Mrs. Bellingham said sharply, "That's enough, Jonathan."

The doctor turned on Zed, who didn't know why he was the sudden target of anger. "Do you even know what happened fifty-six years ago on June 30th? Jonathan said you'd been raised in some sort of survivalist cult that refuses Synergy."

"I—" A cult? What was that? But then, with sudden dignity, Zed said, "Of course I know what happened on June 30th."

"We must never forget," Mrs. Bellingham said, putting her hands together in the Synergy gesture and bending her head. The hands, Zed noted, were soft and white. On the top of her head, her dark hair fell in short shining folds from a part like a white road to somewhere unimaginable.

"No chance of that with you assholes yammering on and on about it," another voice said, and Zed turned in his chair. A girl stood leaning against the archway to the living room, one hip thrust out insolently, her boots shedding mud on the rug. Mrs. Bellingham's head jerked up and she stood so fast that her chair fell over.

"Isobel!
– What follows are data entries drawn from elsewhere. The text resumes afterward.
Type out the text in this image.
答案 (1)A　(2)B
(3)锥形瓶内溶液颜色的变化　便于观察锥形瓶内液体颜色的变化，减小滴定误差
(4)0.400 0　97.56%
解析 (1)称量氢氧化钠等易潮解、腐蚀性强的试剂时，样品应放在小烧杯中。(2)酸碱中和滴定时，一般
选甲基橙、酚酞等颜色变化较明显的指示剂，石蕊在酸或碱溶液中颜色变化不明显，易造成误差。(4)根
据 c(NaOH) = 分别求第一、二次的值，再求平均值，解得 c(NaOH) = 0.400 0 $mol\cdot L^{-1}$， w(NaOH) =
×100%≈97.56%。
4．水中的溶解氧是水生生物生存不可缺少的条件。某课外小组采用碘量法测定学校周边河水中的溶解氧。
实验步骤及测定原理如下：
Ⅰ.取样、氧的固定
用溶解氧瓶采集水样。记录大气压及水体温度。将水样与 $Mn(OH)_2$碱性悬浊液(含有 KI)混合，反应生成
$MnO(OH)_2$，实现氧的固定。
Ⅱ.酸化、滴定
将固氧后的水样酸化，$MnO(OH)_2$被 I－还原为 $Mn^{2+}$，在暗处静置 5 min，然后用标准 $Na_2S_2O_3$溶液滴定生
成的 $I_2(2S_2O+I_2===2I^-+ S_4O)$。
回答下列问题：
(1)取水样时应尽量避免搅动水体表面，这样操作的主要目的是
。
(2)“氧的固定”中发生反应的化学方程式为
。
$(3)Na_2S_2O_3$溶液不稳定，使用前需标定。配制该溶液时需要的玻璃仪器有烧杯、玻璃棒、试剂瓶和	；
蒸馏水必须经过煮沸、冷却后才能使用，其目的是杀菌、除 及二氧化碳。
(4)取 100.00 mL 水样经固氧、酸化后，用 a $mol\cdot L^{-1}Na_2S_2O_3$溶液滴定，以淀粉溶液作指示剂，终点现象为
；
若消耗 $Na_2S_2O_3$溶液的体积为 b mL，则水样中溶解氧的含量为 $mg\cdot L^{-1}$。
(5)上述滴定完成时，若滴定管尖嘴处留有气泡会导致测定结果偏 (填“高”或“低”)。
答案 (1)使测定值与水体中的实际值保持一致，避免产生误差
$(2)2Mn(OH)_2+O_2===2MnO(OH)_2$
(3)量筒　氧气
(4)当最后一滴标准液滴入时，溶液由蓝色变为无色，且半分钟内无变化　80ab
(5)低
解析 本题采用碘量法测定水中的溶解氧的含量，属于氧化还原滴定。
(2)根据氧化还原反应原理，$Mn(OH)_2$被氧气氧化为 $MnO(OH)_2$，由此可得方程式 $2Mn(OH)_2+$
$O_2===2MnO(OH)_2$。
Where have you been for the past two days!"

"Wouldn't you like to know," the girl said.

"Go upstairs right now!"

The girl ignored her. "Who's this?"

"I'm... Zed." He could hardly speak. He hadn't known girls could look like this, not apart from pictures in books or in fantasies when he lay alone in bed. Long shining dark hair, red lips, breasts high and mostly exposed in a tunic that dipped low in front and high in back, glittering with tiny sewn-in bits of mirror or glass or mica.

Isobel drawled, "Hello, Zed."

Dr. Bellingham thundered, "You heard your mother! Get upstairs right now, Isobel, and wait for me!"

She gave a contemptuous little salute and sauntered out. Jonathan rolled his eyes. Mrs. Bellingham's face was so distorted that her prettiness, which Zed had admired until he saw Isobel, was completely gone. Zed felt as if he were drowning in things he did not understand; they filled his lungs and dragged at his feet.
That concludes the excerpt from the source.